Indonesian fund managers say they will put their money in construction and telecommunication sectors in 2017. (Antara Photo/Ampelsa)
Construction, Telco Stocks, Medium-Term Bonds: Local Fund Managers' Top Picks for 2017
BY :SARAH YUNIARNI
JANUARY 02, 2017
Jakarta. Indonesian fund managers said they will put their own money in construction and telecommunication sectors in 2017, banking on the government's sustained focus on infrastructure projects across the country that they expect will bring steady income to locally-oriented firms amid renewed uncertainties in the global economy.
MNC Asset Management director Suwito Haryatno said in an email sent to the Jakarta Globe that construction-related sectors are expected to grow strongly in 2017, boosted by spillovers from government-led infrastructure programs, contract renewals and new orders in 2016 — which will also be the main sources of the company's revenue in the next three to four years.
Four state-owned construction companies — Wijaya Karya, PP Properti, Waskita Karya and Adhi Karya — for example, booked new contracts valued at a combined Rp 135 trillion ($10 billion), up 73 percent year-on-year as of November 2016, according to data compiled by MNC Asset Management.
Government spending on infrastructure increased 9.3 percent to Rp 347 trillion in 2017 from Rp 317 trillion last year in order to drive the economy.

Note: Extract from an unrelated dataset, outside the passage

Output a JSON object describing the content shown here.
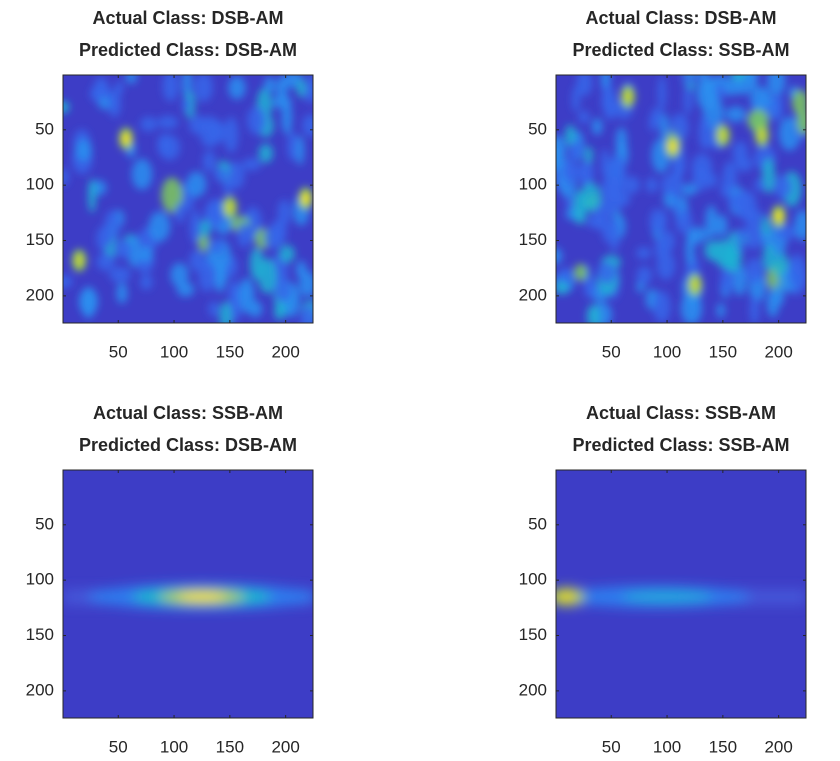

MNC Asset Management also mentioned Waskita Beton Precast stock, a subsidiary of state-owned builder Waskita Karya, as their top pick in 2017, praising the company's huge prospect as it plans to increase its production capacity to 3.8 million tons by 2018 from 2.3 million tons in 2016.
This year, Waskita Beton Precast expects to bag Rp 11 trillion in new contracts, 39 percent more than the company's initial target. The shares of the company, which trades under the WSBP ticker, have risen 6.7 percent in the last three months of 2016.
Head of Sales at RHB Asset Management Edward Narodo echoed the projections, saying construction and telecommunication stocks will be overweight — or better value for money than others — in 2017.
Companies from these sectors have fewer competitors, are expected to post higher net income and will likely have stable revenues from expansion plans, Edward said.
State-controlled Telekomunikasi Indonesia (Telkom), the country's largest network provider, is another excellent prospect in 2017, with an expanded 4G mobile and optical fiber network to earn more revenue from broadband customers, Edward said.
Telkom's shares dropped 7.6 percent in the last quarter of 2016, but rebounded in the final week of the year.
Also, fund managers expect repatriated funds from the tax amnesty program will help boost domestic demand to benefit companies in sectors like property, financial services and consumers goods — such as cars, food, retail and electronic goods.
Indonesia managed to attract Rp 143 trillion worth of assets previously hidden abroad with its flagship tax amnesty program, which amends back taxes and their penalty in exchange for declaration or repatriation of assets and fee payment on a small percentage of the assets.
Bond, mid-term bond
In the bond market, fund managers prefer short-term and medium-term bonds in 2017 since their shorter maturity time will lessen the impact from any interest rate hike.
"The US Federal Reserves have hinted they may increase their rate three times in 2017, as they anticipate higher economic growth in the world's largest economy," MNC Asset Management said in its email.
The Fed already raised its interest rate by 25 points in December. Bank Indonesia, the country's central bank, responded by keeping its benchmark interest rate at 4.75 percent.
Bank Indonesia still needs to boost domestic growth, but it recognized that it lacked room to maintain its previously loose fiscal policy.
Higher interest rates make long-term bonds more risky and less attractive, especially to foreign investors. Indonesia's 10-year bonds' yield has moved up 87 basis points in the last quarter of 2016 as investors sold off assets to reduce risks of missing out on higher returns in the US if they hold on to local long-term bonds until they mature.
Bond price moves inversely to its yield.
Foreign investors have Rp 666 trillion in government bonds as of Dec. 29, or 38 percent of the government's total tradable securities. In October, foreign investors held more than Rp 685 trillion in government bonds.
Among MNC Asset Management's own top picks are FR0069, a government bond due to mature in 2019, and the Islamic government bond PBS006, due to mature in 2020.